Данилка замахивается на корову, сунувшую меж ними в сено голову, бьет ее кулаком в лоб. Корова неохотно пятится, и Данилка выбрасывает себя на кормушки.
– Пошли, – требует властно, – щас увидим.
И полез на свежий воздух. Трофим – следом. Выбежали со двора на улицу, перебежали проулком на другую.
Со двора Талышевых выползали сани. Данилка заступил дорогу лошади, уперся руками в оглобли:
– Стой, Митрич! Стой, не дело делаешь, говорить с тобой хочу.
Подергивая вожжи и чмокая на лошадь, Митрич сердится:
– Уйди от греха, Данил… если лишнего влил, не досуг мне лясы точить. Уйди.
Данилка зол и настырен. Упирается сильнее в оглоблю и останавливает лошадь:
– Значит, плевать на всех! Подложил Изотычу свинью и рад! А хто тебе такое право дал самому по себе подобное вытворять? Я тоже могу, а не сматываюсь. Не пущу! Вот не пущу и баста.
Талышев, жилистый, высокий, сграбастал одной рукой, похожей на красную клешню, обе толстенные ручищи Данилки, крутанул, другой двинул Данилку в плечо, и мужик полетел в сугроб.
– Опохмелься… Прохладись.
Трофим загородил Талышеву дорогу, раскинул руки:
– Осади, Митрич! Не дело! Не дело руками махать!
Но Талышев не помышлял о более агрессивных мерах, он развернулся к возу, сдернул вожжи, стегнул ими лошадь.
– Скотина ты, Митрич, – сплевывая снег, пьяненько ругался Данилка. – Самая распоследняя причем.
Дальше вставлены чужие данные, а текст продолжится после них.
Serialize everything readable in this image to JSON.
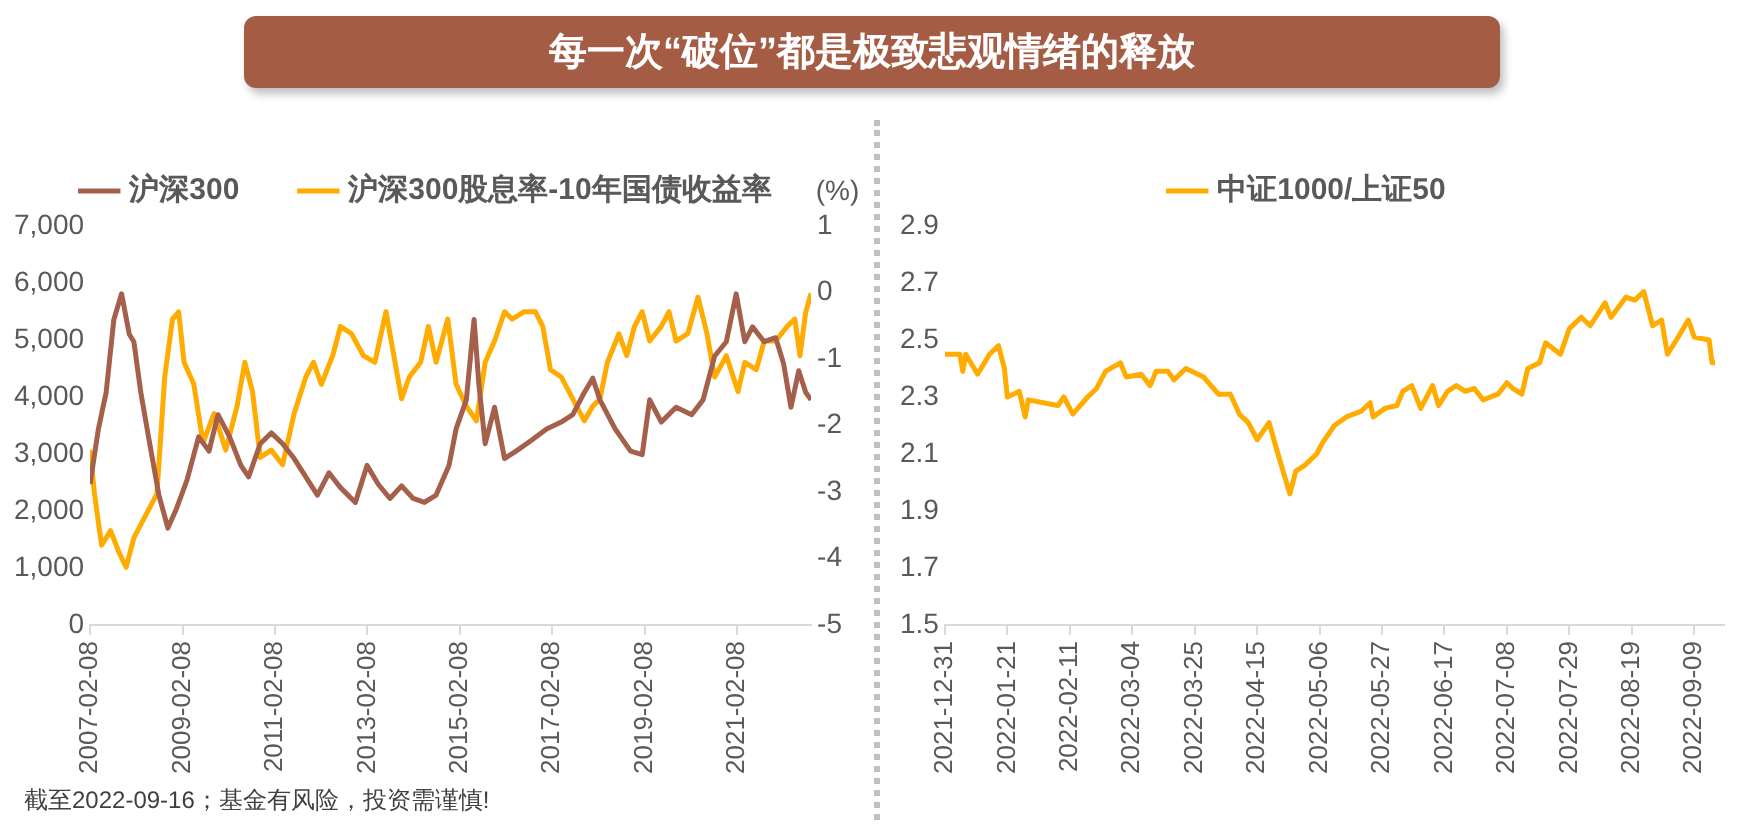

Не знал я тебя раньше, и знать не хочу. Едь, там тебе золотом будут платить, может, разбогатеешь.
4
В избу он ввалился еще более пыхтящий и взбешенный. Распинав стоящие у порога валенки, рванул с плеч фуфайку, хлопнул об пол:
– Собирайтесь, куклы полосатые, ехать так ехать!
Ребятишки и женщины за столом ошарашено поразевали рты, притихли растерянно.
Данилка тяжело ворочал головой. Изба, обстановка показались чужими, незнакомыми, давили, стесняя его, не позволяя вольно дышать, и он готов был крушить, что подвернется, ломать и расшвыривать.
Первой нашлась Фроська, жена Трофима.
– Прям сразу, что ли, кум, даже не дообедав? – спросила она, пытаясь быть веселой.
– Давай сразу, че тянуть, – с вызовом бросил Данилка. – Щас и отчалим. Вдогонку за Талышевым. – И забегал по избе, срывая занавески с окон и печи, шторы с дверей, швыряя в кучу, на фуфайку, сдернутую с вешалки у порога. – Пашкин последним сроду не был, – ревел едва ли не слезно. – Ни в каком деле. И не будет никогда… В ращщет он его, видите ли, серьезно не берет! Не бери, мне без нужды, берешь или не берешь. Кабы работать не умел – Колыханов на первое отделение с руками-ногами сграбастает. – Упарился, замер посреди избы, удивленный, что никто ему не перечит, не встает на дороге: – Что рассиживаете, точно каши объелись? Повторенья ждете?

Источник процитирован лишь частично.